Heat. This race is all about managing heat. The high of 95 degrees F and intense humidity made this the toughest Ironman race I have ever completed of any length. I raced the half and thought many times I couldn’t imagine racing a full in this kind of heat.
This race was not about a personal record or a world championships slot for me; it was about getting fully into the body and feeling everything from this past season. 5 months out from a bike crash and grade 3 AC shoulder separation, my focus was on testing shoulder strength, Celebrating imperfect ability, imperfect recovery. Testing the spiritual strength brokenness offers. Putting myself through a bonfire and seeing what survives.

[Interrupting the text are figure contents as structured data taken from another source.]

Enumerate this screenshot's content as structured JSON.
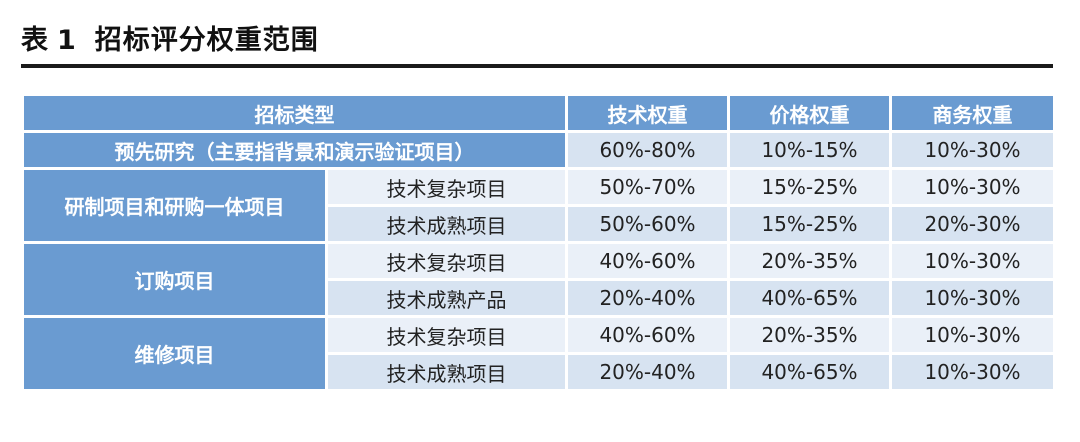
{
  "title": {
    "prefix": "表",
    "number": "1",
    "text": "招标评分权重范围"
  },
  "table": {
    "headers": [
      "招标类型",
      "技术权重",
      "价格权重",
      "商务权重"
    ],
    "rows": [
      {
        "category": "预先研究（主要指背景和演示验证项目）",
        "subtype": "",
        "tech": "60%-80%",
        "price": "10%-15%",
        "business": "10%-30%"
      },
      {
        "category": "研制项目和研购一体项目",
        "subtype": "技术复杂项目",
        "tech": "50%-70%",
        "price": "15%-25%",
        "business": "10%-30%"
      },
      {
        "category": "",
        "subtype": "技术成熟项目",
        "tech": "50%-60%",
        "price": "15%-25%",
        "business": "20%-30%"
      },
      {
        "category": "订购项目",
        "subtype": "技术复杂项目",
        "tech": "40%-60%",
        "price": "20%-35%",
        "business": "10%-30%"
      },
      {
        "category": "",
        "subtype": "技术成熟产品",
        "tech": "20%-40%",
        "price": "40%-65%",
        "business": "10%-30%"
      },
      {
        "category": "维修项目",
        "subtype": "技术复杂项目",
        "tech": "40%-60%",
        "price": "20%-35%",
        "business": "10%-30%"
      },
      {
        "category": "",
        "subtype": "技术成熟项目",
        "tech": "20%-40%",
        "price": "40%-65%",
        "business": "10%-30%"
      }
    ]
  },
  "colors": {
    "header_bg": "#6a9bd1",
    "row_light": "#eaf0f8",
    "row_mid": "#d7e3f1"
  }
}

Check-in logistics for this race are complicated. The race check-in at the host hotel is midway between T1 (bike check-in) several miles to the north and T2 several miles to the south. T1 is at the bottom of a very long, steep hill, which you can’t drive down. Leave at least an hour to park, walk down, get body marked, check-in the bike, and walk back up to the parking area. About a 20-min drive from T2 to T1 for run check-in, which has to be completed the night before the race—don’t count on being able to access a run transition bag on race morning.
The ocean water gets very warm, very fast. I cannot imagine wearing a wetsuit in this race, even if it’s legal temp. One more reason to settle in and drop the heart rate as soon as possible. The swim’s end can sneak up on you as the depth changes quickly. Definitely take the time to apply sunscreen well during T1, especially if racing the full. Even as early as 8AM on the road you will be in full sun.

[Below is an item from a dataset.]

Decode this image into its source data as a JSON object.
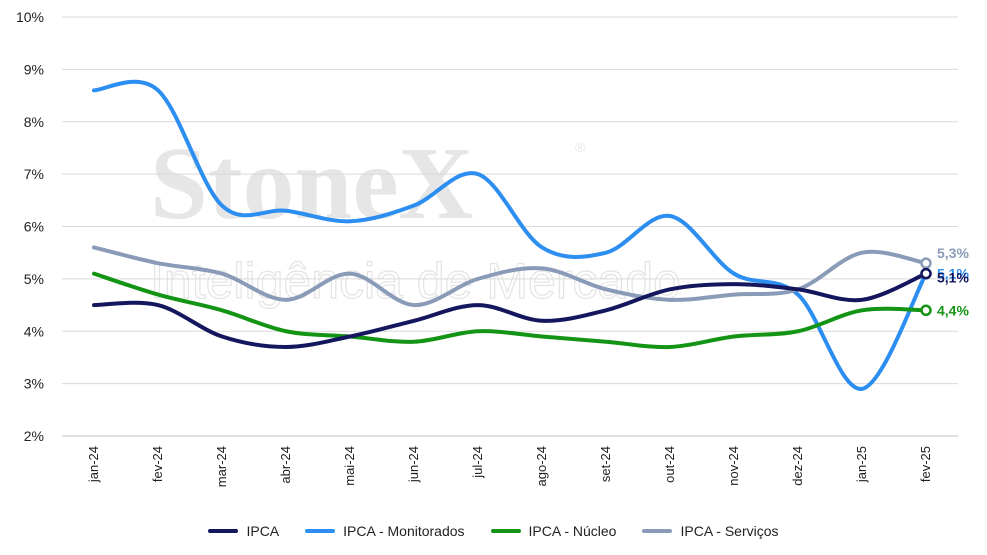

The bike course is beautiful. Long, steady climbs at low grades mean a tough effort but super fun descents. The roads for the entire bike course are very well paved—seemed brand new—mostly highways closed for the race, into and out of the mountains surrounding Los Cabos. The bike was over too soon, but given the heat it was really hard to gauge how much to push it for the last 10miles. I had no idea how a half marathon would feel in the mid-day heat, so I played it very conservative and I think this contributed to a steady run. In this race it was rare for even athletes at peak conditioning not to walk some part of the run because the heat was just too much.
Two run superpowers: salt tabs and ice! I took a salt capsule every 30 min (started the last 30min of the ride) and absolutely believed that saved my legs. I almost couldn’t walk the first few steps off the bike, legs totally buckled but sure enough give it 3 miles and I found a rhythm that was never easy in the heat, but steady. I didn’t push it; my goal was simply to run the entire 13.2 mi, not to walk. That meant 9-ish min miles. What saved my mind: ice, ice baby. There were aid stations at least every mile, and I sipped a few sips of ice water at every one, poured the rest out or down my back (avoid your shoes! I saw so many runners sloshing through soaked shoes 5mi in and then walking through blisters miles later. Keep the feet as dry as possible!) and slipped the big pieces of ice down the front and back of my top, behind my visor on my head, and—this is key—held ice in my hands almost the whole race. Hands are the body’s major heat conductors. Simply holding ice felt like it cooled my whole body. The last 3 miles were pure hell. That simple. I ran on rage at the heat, and started dropping to 8min miles. The feeling of passing peak-conditioned athletes walking at the end of that gnarly run is amazing and worth the strategy of holding something back. Unless you train in crazy heat and humidity you simply don’t know what your body is going to do the second half of the run.
The finisher’s chute is high energy, right in the center of town. It always amazes me how much transfers as I approach a chute. Completely drained seconds before, round a corner to a cheering crowd and discover some extra gear hidden down underneath everything. Sub-7-min pace into the finish line.
The most incredible feeling of the day was stepping into a blow-up pool ice bath in the shade of the finisher’s plaza, biting into a hot piece of pizza. Totally spent. Completely happy.
Have a plan to get out of old town Los Cabos after the race. Every paved street is shut down/re-routed. We found a dirt road through corn field, dodged cows and dogs and somehow found our way back to El Ganzo Hotel, which is funky, rustic perfection on the marina. Mezcal & sushi by the infinity pool overlooking the Pacific, and a deep, long sleep. Cheers to now.